# Forum Learning Russian Language Resources for Studying Russian Videos  "Beauty and the Beast" Songs in Russian

## Janalisa

Recently I've been trying to learn all the songs from Disney's "Beauty and the Beast" in Russian. I've really been learning a lot from it because I find it's a lot easier for me to remember words after learning them in the context of a song. I understand a lot more of the spoken dialogues after learning the songs, too. All the songs can be found on Youtube, and for many of them people have even posted the lyrics. I've actually posted a few videos on my Youtube channel of the songs with Russian subtitles and translations included. (I did make a few mistakes though, which someone was kind enough to point out in the comments, so please do take a look at the comments as well!)  
I haven't been able to find the lyrics for all the songs though, and my own skills aren't yet good enough to figure them all out myself. I want to figure out the "mob song", which can be seen here:    
So, little by little, I'm going to post as much as I can figure out and ask for your help with the rest. I'll start out with just the dialogue in the beginning: 
Belle: Он не монстр, Гастон. Ты, да! _        (He's not a monster, Gaston. You are!)_ 
Gaston: (...) такая (...) старик!
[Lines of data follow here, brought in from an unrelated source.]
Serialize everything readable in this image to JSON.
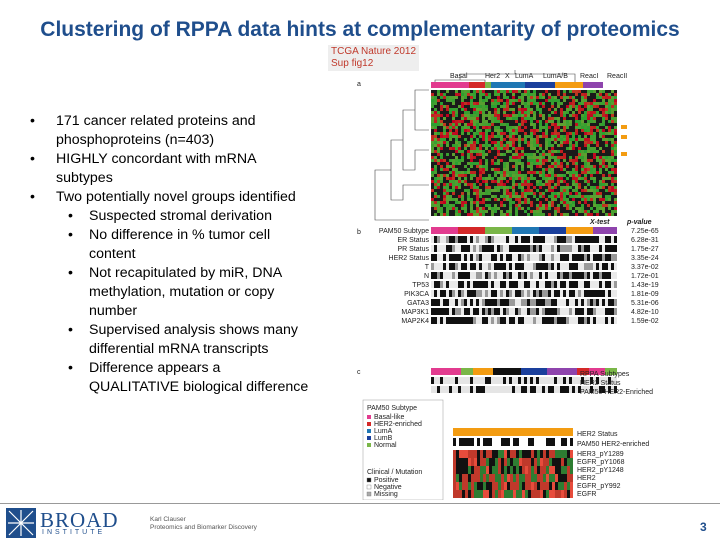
{
  "title": "Clustering of RPPA data hints at complementarity of proteomics",
  "citation": [
    "TCGA Nature 2012",
    "Sup fig12"
  ],
  "bullets": [
    {
      "text": "171 cancer related proteins and phosphoproteins (n=403)"
    },
    {
      "text": "HIGHLY concordant with mRNA subtypes"
    },
    {
      "text": "Two potentially novel groups identified",
      "sub": [
        "Suspected stromal derivation",
        "No difference in % tumor cell content",
        "Not recapitulated by miR, DNA methylation, mutation or copy number",
        "Supervised analysis shows many differential mRNA transcripts",
        "Difference appears a QUALITATIVE biological difference"
      ]
    }
  ],
  "figure": {
    "panel_a": "a",
    "panel_b": "b",
    "panel_c": "c",
    "cluster_labels": [
      "Basal",
      "Her2",
      "X",
      "LumA",
      "LumA/B",
      "ReacI",
      "ReacII"
    ],
    "cluster_colors": [
      "#e23b8f",
      "#d42828",
      "#7ab648",
      "#1f77b4",
      "#1a3f9c",
      "#f39c12",
      "#8e44ad"
    ],
    "stats_header": [
      "X-test",
      "p-value"
    ],
    "row_labels": [
      "PAM50 Subtype",
      "ER Status",
      "PR Status",
      "HER2 Status",
      "T",
      "N",
      "TP53",
      "PIK3CA",
      "GATA3",
      "MAP3K1",
      "MAP2K4"
    ],
    "pvalues": [
      "7.25e-65",
      "6.28e-31",
      "1.75e-27",
      "3.35e-24",
      "3.37e-02",
      "1.72e-01",
      "1.43e-19",
      "1.81e-09",
      "5.31e-06",
      "4.82e-10",
      "1.59e-02"
    ],
    "panel_c_labels": [
      "RPPA Subtypes",
      "HER2 Status",
      "PAM50 HER2-Enriched"
    ],
    "panel_c_lower_labels": [
      "HER2 Status",
      "PAM50 HER2-enriched",
      "HER3_pY1289",
      "EGFR_pY1068",
      "HER2_pY1248",
      "HER2",
      "EGFR_pY992",
      "EGFR"
    ],
    "legend_title1": "PAM50 Subtype",
    "legend_items1": [
      "Basal-like",
      "HER2-enriched",
      "LumA",
      "LumB",
      "Normal"
    ],
    "legend_title2": "Clinical / Mutation",
    "legend_items2": [
      "Positive",
      "Negative",
      "Missing"
    ]
  },
  "footer": {
    "logo_main": "BROAD",
    "logo_sub": "INSTITUTE",
    "author": "Karl Clauser",
    "department": "Proteomics and Biomarker Discovery",
    "page": "3"
  }
}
Чудовище украдёт ваши детей! Оно придёт ночью! _            (... such a... old man! The beast will kidnap your children! He'll come in the night!)_ 
Belle: Нет! _         (No!)_ 
Gaston: Мы не будем (...) жизнь! Нужно убить чудовище! _            (We won't... life! We must kill the beast!)_ 
Crowd: Убить его! _           (Kill him!)_ 
If you can fill in the missing parts, please do so! (Or if I've made any mistakes in the other parts, please let me know.) Once we've gotten this dialogue written out, I'll move on to the next part-- or if you want to post it yourself, you're more than welcome to do that too! 
If we can get the whole video transcribed, I'll post another video on Youtube with subtitles and translations, so everyone can learn from it.  ::

----------


## BappaBa

> Belle: Он не монстр, Гастон. Ты, да! _        (He's not a monster, Gaston. You are!)_ 
> Gaston: (Она) такая (же сумасшедшая, как её) старик! Чудовище украдёт ваших детей! Оно придёт ночью! _            (... such a... old man! The beast will kidnap your children! He'll come in the night!)_ 
> Belle: Нет! _         (No!)_ 
> Gaston: Мы не будем (в безопасности до тех пор, пока он) жив! Нужно убить чудовище! _            (We won't... life! We must kill the beast!)_ 
> Crowd: Убить его! _           (Kill him!)_

 Он ужасный людоед,
От него спасенья нет,
Он утащит наших деток,
И сожрет их на обед.
Он сожрет и всю деревню
Коль не будет взаперти.
Час настал, вперед, ребята!
Все за мной! Пора идти.
....

----------